By contrast, I was an example of the worst of what childhood trauma does to people, which is to erase them, to reduce them to identitylessness. I hadn’t found books or art or tried in any meaningful way to find my niche in the world. I had no mentor, or even the most basic of life guidance. I plodded through the days. I didn’t preserve myself, but the opposite: I found alcohol, then drugs. When I did, finally, also find books and ideas, a larger world outside myself, at around 19, it was in many ways too late. I was too unskilled, too raw, too damaged. I tried to make a life for myself, and I failed. The years passed.

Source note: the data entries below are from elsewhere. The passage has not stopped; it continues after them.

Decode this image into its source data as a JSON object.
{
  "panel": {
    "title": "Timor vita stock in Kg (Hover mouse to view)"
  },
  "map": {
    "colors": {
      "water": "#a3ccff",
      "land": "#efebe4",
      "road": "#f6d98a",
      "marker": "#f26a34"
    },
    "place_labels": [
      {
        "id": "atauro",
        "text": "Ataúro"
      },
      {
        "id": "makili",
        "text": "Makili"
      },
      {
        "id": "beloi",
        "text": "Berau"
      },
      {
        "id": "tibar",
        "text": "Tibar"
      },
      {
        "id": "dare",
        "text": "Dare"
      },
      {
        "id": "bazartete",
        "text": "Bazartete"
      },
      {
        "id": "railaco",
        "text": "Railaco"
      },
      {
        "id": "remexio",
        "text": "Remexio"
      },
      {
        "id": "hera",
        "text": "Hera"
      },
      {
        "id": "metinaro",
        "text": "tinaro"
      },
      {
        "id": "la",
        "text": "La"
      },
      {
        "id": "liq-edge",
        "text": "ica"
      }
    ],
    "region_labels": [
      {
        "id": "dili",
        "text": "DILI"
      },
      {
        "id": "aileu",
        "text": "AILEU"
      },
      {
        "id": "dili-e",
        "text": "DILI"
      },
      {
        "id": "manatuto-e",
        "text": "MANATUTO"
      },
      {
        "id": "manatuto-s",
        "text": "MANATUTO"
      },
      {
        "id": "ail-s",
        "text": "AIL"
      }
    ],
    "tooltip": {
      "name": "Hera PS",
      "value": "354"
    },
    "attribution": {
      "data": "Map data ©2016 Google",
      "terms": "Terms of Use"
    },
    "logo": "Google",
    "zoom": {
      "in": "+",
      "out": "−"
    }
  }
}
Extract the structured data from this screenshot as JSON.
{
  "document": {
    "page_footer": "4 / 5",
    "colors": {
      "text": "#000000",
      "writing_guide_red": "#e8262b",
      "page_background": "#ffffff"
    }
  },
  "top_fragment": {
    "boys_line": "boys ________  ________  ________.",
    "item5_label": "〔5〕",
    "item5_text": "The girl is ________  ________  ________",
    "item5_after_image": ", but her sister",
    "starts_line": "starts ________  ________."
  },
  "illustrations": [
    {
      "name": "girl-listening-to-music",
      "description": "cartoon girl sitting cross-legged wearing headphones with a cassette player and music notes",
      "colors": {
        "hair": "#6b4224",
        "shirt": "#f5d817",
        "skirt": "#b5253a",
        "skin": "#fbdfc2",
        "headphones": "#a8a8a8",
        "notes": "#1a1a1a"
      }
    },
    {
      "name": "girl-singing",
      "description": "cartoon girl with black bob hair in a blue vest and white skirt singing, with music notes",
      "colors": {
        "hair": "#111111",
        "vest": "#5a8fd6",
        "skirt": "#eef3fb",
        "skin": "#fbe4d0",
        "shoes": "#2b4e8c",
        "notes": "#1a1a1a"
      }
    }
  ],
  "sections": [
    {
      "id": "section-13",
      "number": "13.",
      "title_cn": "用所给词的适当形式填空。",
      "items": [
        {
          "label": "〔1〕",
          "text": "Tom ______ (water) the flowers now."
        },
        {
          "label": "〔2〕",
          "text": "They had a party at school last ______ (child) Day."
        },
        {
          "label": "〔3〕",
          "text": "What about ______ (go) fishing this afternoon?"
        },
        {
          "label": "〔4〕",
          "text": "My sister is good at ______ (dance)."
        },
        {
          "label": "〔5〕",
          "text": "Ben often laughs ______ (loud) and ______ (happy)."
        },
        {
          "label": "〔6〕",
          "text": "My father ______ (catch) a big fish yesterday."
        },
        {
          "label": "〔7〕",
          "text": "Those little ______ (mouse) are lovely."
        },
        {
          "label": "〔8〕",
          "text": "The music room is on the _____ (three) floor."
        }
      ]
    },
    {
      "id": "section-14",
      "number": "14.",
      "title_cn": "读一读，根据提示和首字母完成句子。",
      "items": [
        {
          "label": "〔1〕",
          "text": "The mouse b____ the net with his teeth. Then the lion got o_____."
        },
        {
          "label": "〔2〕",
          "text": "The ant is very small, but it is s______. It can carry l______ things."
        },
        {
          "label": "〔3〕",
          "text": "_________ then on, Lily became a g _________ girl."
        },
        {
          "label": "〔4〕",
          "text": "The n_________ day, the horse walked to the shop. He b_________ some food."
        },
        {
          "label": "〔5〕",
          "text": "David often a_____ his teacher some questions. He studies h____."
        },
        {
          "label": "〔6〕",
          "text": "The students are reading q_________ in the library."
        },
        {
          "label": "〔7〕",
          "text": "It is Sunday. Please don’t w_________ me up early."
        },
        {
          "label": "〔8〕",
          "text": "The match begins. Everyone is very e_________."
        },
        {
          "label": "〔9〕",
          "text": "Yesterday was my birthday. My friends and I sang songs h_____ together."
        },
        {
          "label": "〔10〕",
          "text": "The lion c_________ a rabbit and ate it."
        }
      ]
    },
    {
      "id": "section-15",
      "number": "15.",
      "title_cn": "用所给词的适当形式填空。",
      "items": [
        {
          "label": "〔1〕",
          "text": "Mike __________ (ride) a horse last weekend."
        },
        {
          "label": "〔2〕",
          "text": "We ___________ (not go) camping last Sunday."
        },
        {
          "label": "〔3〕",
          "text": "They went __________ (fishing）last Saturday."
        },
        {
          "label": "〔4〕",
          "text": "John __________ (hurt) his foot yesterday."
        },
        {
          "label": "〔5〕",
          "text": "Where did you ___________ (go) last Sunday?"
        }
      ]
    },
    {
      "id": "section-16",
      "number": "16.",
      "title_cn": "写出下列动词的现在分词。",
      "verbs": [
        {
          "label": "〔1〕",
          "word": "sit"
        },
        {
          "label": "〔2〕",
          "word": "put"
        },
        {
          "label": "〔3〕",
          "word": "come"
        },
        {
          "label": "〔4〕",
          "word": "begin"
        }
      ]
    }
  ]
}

Murry’s life moved in two distinct directions, at once blossoming with creative genius, and winding towards a premature end.
After college, he moved to New York City and became an educator, historian, and writer, producing art criticism that would be collected years later in a book, Painting Is a Supreme Fiction. But he felt frustrated. Why couldn’t he paint, as he could do other things? Already in his mid-thirties, he entered the MFA program at Yale. Here he found his artistic voice, melding the Romantic influences of John Constable and J. M. W. Turner with the poetry of Wallace Stevens — a personal triumph. But he also received his diagnosis as HIV positive. After his graduation in 1987, he returned to the City and painted the emotive works that would inspire others, including me, many years later. Jesse Murry died in 1993.
When I started getting sober, I too was in my mid-thirties. Unlike Murry, however, nothing big or bold inspired me. After years of tumbling—through jobs, homes, faulty goals—I wound up down south, not far from where Murry was born. At the end of my substance use, in early 2017, I faced the condition of total loss that threatens many addicts: loneliness, joblessness, homelessness. I returned to New York desperate to save my life, if only I could get sober. I didn’t care about art. I wanted a job, a home, a sense of good health.
I just wanted to feel alive.
And today I do. I have three years sober now. My career is thriving. I’m writing. I’ll be married soon, and then a father, a chance to be the parent I never had.
I’ve wondered what role, exactly, art has played in all of this. I see Murry’s and my stories—of two men distanced in time and age, yet joined by experience and art—as the power of creativity, which means the power to become something other than what’s happened to you, other than your supposed fate.
In this way, the art serves as a means but not an end. You can just look at it and live in its beauty and emotive force forever, or hang it in your home. Except you can’t. Art is a fiction. It’s a way to cope, to feel the thrill of moving and breathing and thinking and feeling when real life saps you of these tiny joys. But this fiction can help you to learn to live.
I keep Murry’s prints in my work office now, where I treat recovering addicts. They help me stay calm on the worst of days, and they’re a pleasure to see in general. They’re mainly, however, for my patients, people in the throes of total loss. No one’s mentioned them yet. But I hope someday someone will notice.